Request/discussion: BufferedReader reading using async API while providing sync API
Brunoais
brunoaiss at gmail.com
Fri Oct 28 08:16:46 UTC 2016
I'll try going back to a previous version I worked on which used the
java7's AsynchronousFileChannel and work from there. My small research
shows it can also work with AsynchronousFileChannel mostly without changes.
For now, 1 question:
Is Thread.sleep() a possible way of dealing the block requirements of
read()? Do I need to use LockSupport.park() or something like that?

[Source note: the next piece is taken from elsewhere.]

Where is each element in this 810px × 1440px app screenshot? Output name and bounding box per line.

I'll call back here when it is done.
On 27/10/2016 22:09, David Holmes wrote:
> You might try discussing on net-dev rather than core-libs-dev, to get
> additional historical info related to the io and nio file APIs.
>
> David
>
> On 28/10/2016 5:08 AM, Brunoais wrote:
>> You are right. Even in windows it does not set the flags for async
>> reads. It seems like it is windows itself that does the decision to
>> buffer the contents based on its own heuristics.
>>
>> But... Why? Why won't it be? Why is there no API for it? How am I
>> getting 100% HDD use and faster times when I fake work to delay getting
>> more data and I only have a fluctuating 60-90% (always going up and
>> down) when I use an InputStream?
>> Is it related to how both classes cache and how frequently and how much
>> each one asks for data?
>>
>> I really would prefer not having to read the source code because it
>> takes a real long time T.T.
>>
>> I end up reinstating... And wondering...
>>
>> Why doesn't java provide a single-threaded non-block API for file reads
>> for all OS that support it? I simply cannot find that information no
>> matter how much I search on google, bing, duck duck go... Can any of you
>> point me to whomever knows?
>>
>> On 27/10/2016 14:11, Vitaly Davidovich wrote:
>>> I don't know about Windows specifically, but generally file systems
>>> across major OS's will implement readahead in their IO scheduler when
>>> they detect sequential scans.
>>>
>>> On Linux, you can also strace your test to confirm which syscalls are
>>> emitted (you should be seeing plain read()'s there, with
>>> FileInputStream and FileChannel).
>>>
>>> On Thu, Oct 27, 2016 at 9:06 AM, Brunoais <brunoaiss at gmail.com
>>> <mailto:brunoaiss at gmail.com>> wrote:
>>>
>>> Thanks for the heads up.
>>>
>>> I'll try that later. These tests are still useful then. Meanwhile,
>>> I'll end up also checking how FileChannel queries the OS on
>>> windows. I'm getting 100% HDD reads... Could it be that the OS
>>> reads the file ahead on its own?... Anyway, I'll look into it.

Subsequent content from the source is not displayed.